Hong Kong moves to overhaul schools

Starting this fall, schools in Hong Kong will display colorful new government-issued posters declaring that "freedom comes with responsibilities." Administrators may now call the police if anyone insults the Chinese national anthem on campus.

Students as young as kindergartners will be taught about a new national-security law that gives the authorities the power to quash opposition to Beijing with heavy prison sentences.

After months of anti-government protests in Hong Kong, China's ruling Communist Party is reaching into the semiautonomous territory to overhaul an education system that it sees as having given rise to a generation of rebellious young people. The sweeping law Beijing imposed this month also targets Hong Kong's students, who have been a galvanizing force behind the protests.

Carrie Lam, the city's Beijing-backed leader, said at a forum Saturday that the arrests of more than 3,000 children and teenagers at protests exposed how the city's campuses had been penetrated by forces hostile to the local and central governments.

"Faced with such a severe situation with our young people, we can't help but ask, what is wrong with education in Hong Kong?" she said.

Lam said the schools' textbooks, classroom teaching and students' extracurricular activities reflected negative news media reporting about China and the "wanton discrediting of the government and police." Educating students about the new law, she said, would help them become more law-abiding.

The party's goal for the territory is clear: to foster a new generation of loyal and patriotic Hong Kong youths. It is a strategy of ideological control that it has wielded to great effect in the mainland, but could rapidly erode Hong Kong's reputation for academic freedom.

"Young kids will be brought up to understand and believe that without the Chinese Communist Party they have no future, that anything they have is because of the party," said Steve Tsang, director of the China Institute at the School of Oriental and African Studies in London.

Over the past year, images of students in neatly pressed school uniforms joining hands to form human chains have become among the most evocative symbols of the protest movement.

But campuses also have been the site of some of the movement's most violent scenes, such as at Polytechnic University, where protesters and police officers faced off in a prolonged fight with rubber bullets, firebombs and bows and arrows in November.

In forcing through the security law, Beijing has signaled that it has seen enough.

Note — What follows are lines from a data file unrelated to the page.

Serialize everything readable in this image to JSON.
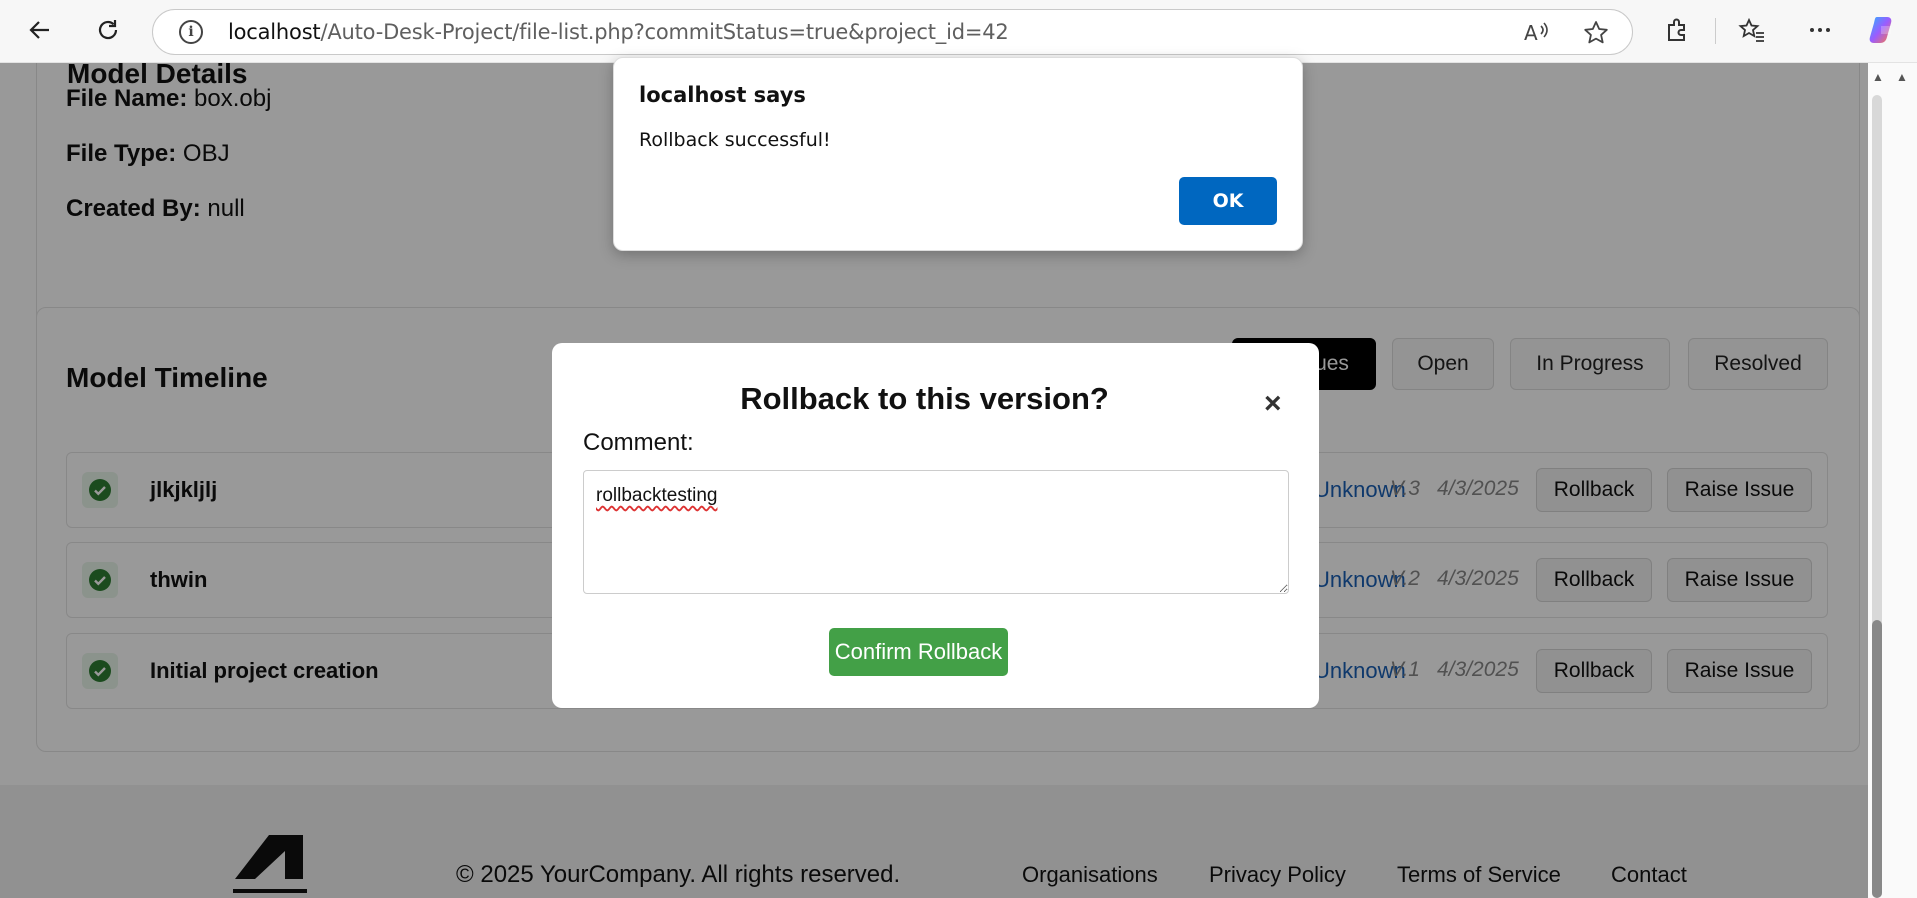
{
  "browser": {
    "url_host": "localhost",
    "url_path": "/Auto-Desk-Project/file-list.php?commitStatus=true&project_id=42"
  },
  "details": {
    "file_name_label": "File Name:",
    "file_name": "box.obj",
    "file_type_label": "File Type:",
    "file_type": "OBJ",
    "created_by_label": "Created By:",
    "created_by": "null"
  },
  "timeline": {
    "title": "Model Timeline",
    "filters": [
      {
        "label": "All Issues"
      },
      {
        "label": "Open"
      },
      {
        "label": "In Progress"
      },
      {
        "label": "Resolved"
      }
    ],
    "rows": [
      {
        "title": "jlkjkljlj",
        "author": "Unknown",
        "version": "V.3",
        "date": "4/3/2025"
      },
      {
        "title": "thwin",
        "author": "Unknown",
        "version": "V.2",
        "date": "4/3/2025"
      },
      {
        "title": "Initial project creation",
        "author": "Unknown",
        "version": "V.1",
        "date": "4/3/2025"
      }
    ],
    "rollback_label": "Rollback",
    "raise_issue_label": "Raise Issue"
  },
  "footer": {
    "copyright": "© 2025 YourCompany. All rights reserved.",
    "links": [
      "Organisations",
      "Privacy Policy",
      "Terms of Service",
      "Contact"
    ]
  },
  "modal": {
    "title": "Rollback to this version?",
    "close": "×",
    "comment_label": "Comment:",
    "comment_value": "rollbacktesting",
    "confirm_label": "Confirm Rollback"
  },
  "alert": {
    "title": "localhost says",
    "message": "Rollback successful!",
    "ok_label": "OK"
  },
  "colors": {
    "confirm": "#43a047",
    "ok": "#0067c0",
    "link": "#1a5fb4"
  }
}
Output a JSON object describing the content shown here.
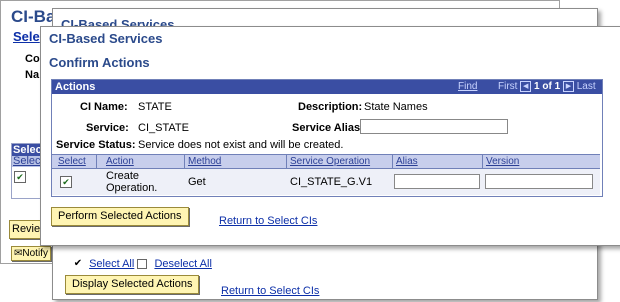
{
  "win1": {
    "title": "CI-Ba",
    "subtitle": "Sele",
    "label_co": "Co",
    "label_na": "Na",
    "grid_header": "Selec",
    "grid_col": "Selec",
    "grid_checked": "✔",
    "review_button": "Revie",
    "notify_button": "Notify"
  },
  "win2": {
    "title": "CI-Based Services",
    "select_all_checked": "✔",
    "select_all": "Select All",
    "deselect_all": "Deselect All",
    "display_button": "Display Selected Actions",
    "return_link": "Return to Select CIs"
  },
  "win3": {
    "title": "CI-Based Services",
    "confirm_heading": "Confirm Actions",
    "actions": {
      "label": "Actions",
      "find": "Find",
      "nav_first": "First",
      "nav_position": "1 of 1",
      "nav_last": "Last",
      "ci_name_label": "CI Name:",
      "ci_name_value": "STATE",
      "description_label": "Description:",
      "description_value": "State Names",
      "service_label": "Service:",
      "service_value": "CI_STATE",
      "service_alias_label": "Service Alias:",
      "service_alias_value": "",
      "service_status_label": "Service Status:",
      "service_status_value": "Service does not exist and will be created.",
      "columns": [
        "Select",
        "Action",
        "Method",
        "Service Operation",
        "Alias",
        "Version"
      ],
      "row": {
        "checked": "✔",
        "action_line1": "Create",
        "action_line2": "Operation.",
        "method": "Get",
        "service_operation": "CI_STATE_G.V1",
        "alias": "",
        "version": ""
      }
    },
    "perform_button": "Perform Selected Actions",
    "return_link": "Return to Select CIs"
  }
}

On Wednesday, Kevin Yeung, Hong Kong's education secretary, barred students from singing the popular protest song "Glory to Hong Kong," displaying political slogans or forming human chains on campus.

Defenders of the law have argued that the city's academic freedom would remain untouched. But, they say, students and teachers should know that freedom of speech has limitations.

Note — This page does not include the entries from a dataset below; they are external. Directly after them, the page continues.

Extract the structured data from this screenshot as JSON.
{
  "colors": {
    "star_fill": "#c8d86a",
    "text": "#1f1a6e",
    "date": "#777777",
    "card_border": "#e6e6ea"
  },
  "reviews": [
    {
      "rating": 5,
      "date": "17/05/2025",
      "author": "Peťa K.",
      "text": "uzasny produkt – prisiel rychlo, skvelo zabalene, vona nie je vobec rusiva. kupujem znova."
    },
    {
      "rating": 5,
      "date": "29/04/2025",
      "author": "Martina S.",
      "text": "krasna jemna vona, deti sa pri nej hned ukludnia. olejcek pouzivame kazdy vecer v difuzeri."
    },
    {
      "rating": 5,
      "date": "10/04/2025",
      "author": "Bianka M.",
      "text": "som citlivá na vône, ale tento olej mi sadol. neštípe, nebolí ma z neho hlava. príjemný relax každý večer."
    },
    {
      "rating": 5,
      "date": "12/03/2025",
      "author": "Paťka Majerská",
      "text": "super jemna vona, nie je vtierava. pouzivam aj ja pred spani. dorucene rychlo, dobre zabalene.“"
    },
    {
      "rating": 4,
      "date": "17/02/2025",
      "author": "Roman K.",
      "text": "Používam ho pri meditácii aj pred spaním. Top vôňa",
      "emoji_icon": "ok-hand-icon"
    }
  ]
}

"You can't just allow teachers to talk, and impose their views, free-for-all," said Regina Ip, a Cabinet member who leads a pro-Beijing party in the legislature. "Critical thinking does not mean training people to criticize or attack."

Even before the law was enacted, the transformation of Hong Kong's education system was already underway.

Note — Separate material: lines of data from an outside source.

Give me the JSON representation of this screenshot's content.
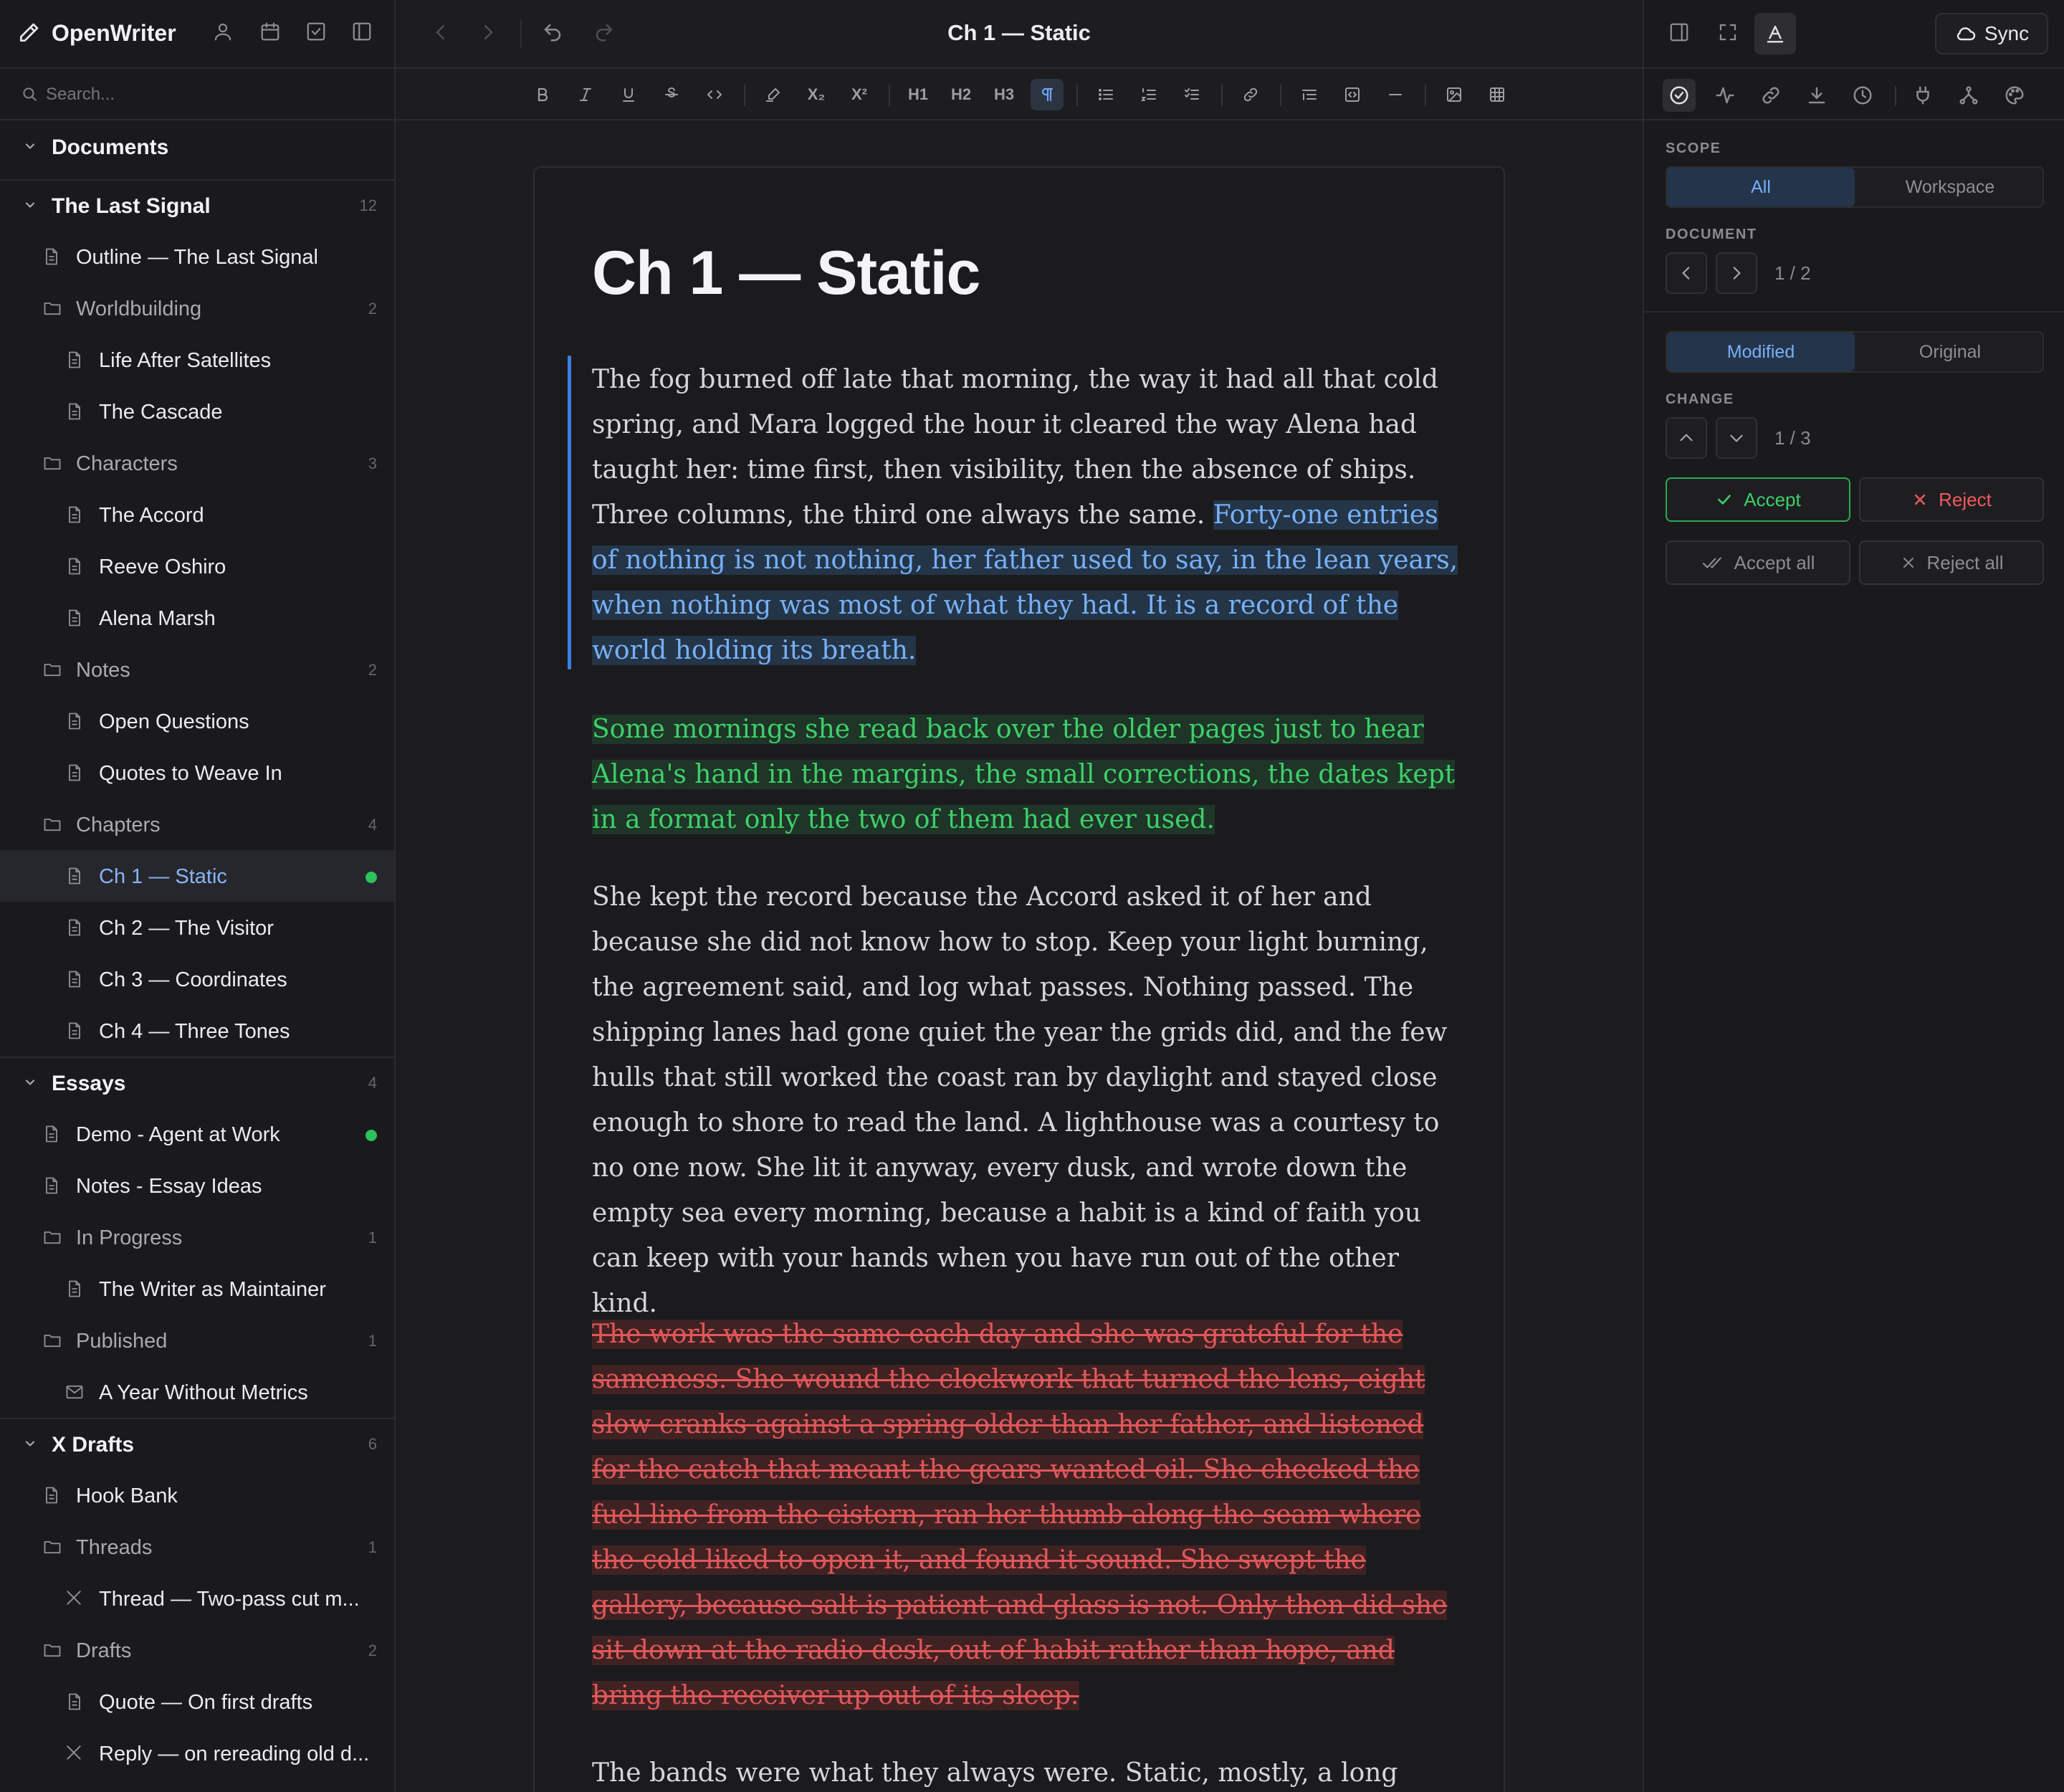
{
  "app": {
    "name": "OpenWriter"
  },
  "search": {
    "placeholder": "Search..."
  },
  "tree": [
    {
      "kind": "section",
      "label": "Documents",
      "count": ""
    },
    {
      "kind": "section",
      "label": "The Last Signal",
      "count": "12"
    },
    {
      "kind": "doc",
      "depth": 1,
      "label": "Outline — The Last Signal"
    },
    {
      "kind": "folder",
      "depth": 1,
      "label": "Worldbuilding",
      "count": "2"
    },
    {
      "kind": "doc",
      "depth": 2,
      "label": "Life After Satellites"
    },
    {
      "kind": "doc",
      "depth": 2,
      "label": "The Cascade"
    },
    {
      "kind": "folder",
      "depth": 1,
      "label": "Characters",
      "count": "3"
    },
    {
      "kind": "doc",
      "depth": 2,
      "label": "The Accord"
    },
    {
      "kind": "doc",
      "depth": 2,
      "label": "Reeve Oshiro"
    },
    {
      "kind": "doc",
      "depth": 2,
      "label": "Alena Marsh"
    },
    {
      "kind": "folder",
      "depth": 1,
      "label": "Notes",
      "count": "2"
    },
    {
      "kind": "doc",
      "depth": 2,
      "label": "Open Questions"
    },
    {
      "kind": "doc",
      "depth": 2,
      "label": "Quotes to Weave In"
    },
    {
      "kind": "folder",
      "depth": 1,
      "label": "Chapters",
      "count": "4"
    },
    {
      "kind": "doc",
      "depth": 2,
      "label": "Ch 1 — Static",
      "active": true,
      "dot": true
    },
    {
      "kind": "doc",
      "depth": 2,
      "label": "Ch 2 — The Visitor"
    },
    {
      "kind": "doc",
      "depth": 2,
      "label": "Ch 3 — Coordinates"
    },
    {
      "kind": "doc",
      "depth": 2,
      "label": "Ch 4 — Three Tones"
    },
    {
      "kind": "section",
      "label": "Essays",
      "count": "4"
    },
    {
      "kind": "doc",
      "depth": 1,
      "label": "Demo - Agent at Work",
      "dot": true
    },
    {
      "kind": "doc",
      "depth": 1,
      "label": "Notes - Essay Ideas"
    },
    {
      "kind": "folder",
      "depth": 1,
      "label": "In Progress",
      "count": "1"
    },
    {
      "kind": "doc",
      "depth": 2,
      "label": "The Writer as Maintainer"
    },
    {
      "kind": "folder",
      "depth": 1,
      "label": "Published",
      "count": "1"
    },
    {
      "kind": "mail",
      "depth": 2,
      "label": "A Year Without Metrics"
    },
    {
      "kind": "section",
      "label": "X Drafts",
      "count": "6"
    },
    {
      "kind": "doc",
      "depth": 1,
      "label": "Hook Bank"
    },
    {
      "kind": "folder",
      "depth": 1,
      "label": "Threads",
      "count": "1"
    },
    {
      "kind": "x",
      "depth": 2,
      "label": "Thread — Two-pass cut m..."
    },
    {
      "kind": "folder",
      "depth": 1,
      "label": "Drafts",
      "count": "2"
    },
    {
      "kind": "doc",
      "depth": 2,
      "label": "Quote — On first drafts"
    },
    {
      "kind": "x",
      "depth": 2,
      "label": "Reply — on rereading old d..."
    }
  ],
  "editor": {
    "doc_title": "Ch 1 — Static",
    "heading": "Ch 1 — Static",
    "p1_plain": "The fog burned off late that morning, the way it had all that cold spring, and Mara logged the hour it cleared the way Alena had taught her: time first, then visibility, then the absence of ships. Three columns, the third one always the same. ",
    "p1_selected": "Forty-one entries of nothing is not nothing, her father used to say, in the lean years, when nothing was most of what they had. It is a record of the world holding its breath.",
    "p2_added": "Some mornings she read back over the older pages just to hear Alena's hand in the margins, the small corrections, the dates kept in a format only the two of them had ever used.",
    "p3": "She kept the record because the Accord asked it of her and because she did not know how to stop. Keep your light burning, the agreement said, and log what passes. Nothing passed. The shipping lanes had gone quiet the year the grids did, and the few hulls that still worked the coast ran by daylight and stayed close enough to shore to read the land. A lighthouse was a courtesy to no one now. She lit it anyway, every dusk, and wrote down the empty sea every morning, because a habit is a kind of faith you can keep with your hands when you have run out of the other kind.",
    "p4_removed": "The work was the same each day and she was grateful for the sameness. She wound the clockwork that turned the lens, eight slow cranks against a spring older than her father, and listened for the catch that meant the gears wanted oil. She checked the fuel line from the cistern, ran her thumb along the seam where the cold liked to open it, and found it sound. She swept the gallery, because salt is patient and glass is not. Only then did she sit down at the radio desk, out of habit rather than hope, and bring the receiver up out of its sleep.",
    "p5": "The bands were what they always were. Static, mostly, a long grey"
  },
  "toolbar": {
    "h1": "H1",
    "h2": "H2",
    "h3": "H3",
    "sub": "X₂",
    "sup": "X²"
  },
  "review": {
    "sync_label": "Sync",
    "scope_caption": "SCOPE",
    "scope_all": "All",
    "scope_workspace": "Workspace",
    "document_caption": "DOCUMENT",
    "document_page": "1 / 2",
    "view_modified": "Modified",
    "view_original": "Original",
    "change_caption": "CHANGE",
    "change_page": "1 / 3",
    "accept": "Accept",
    "reject": "Reject",
    "accept_all": "Accept all",
    "reject_all": "Reject all"
  },
  "colors": {
    "accent": "#3c7fe0",
    "added": "#3ecf6a",
    "removed": "#e0575a",
    "unsaved_dot": "#2ec25b"
  }
}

The new school year had just started in September when Law Pei-lee, a teacher at a girls school, learned that a parent had filed a complaint about her conduct. She was accused of discussing the case of Lam Wing-kee, a bookstore owner who was kidnapped by Chinese security officials in 2015.

Law, a veteran teacher, said she had mentioned the incident in passing. But she said the education bureau repeatedly demanded an explanation. Though she was never officially punished, she said the monthslong investigation felt like "psychological torture."

Worse, Law said, she feared the law would stifle young minds. "Will our kids be able to think critically when they grow up?"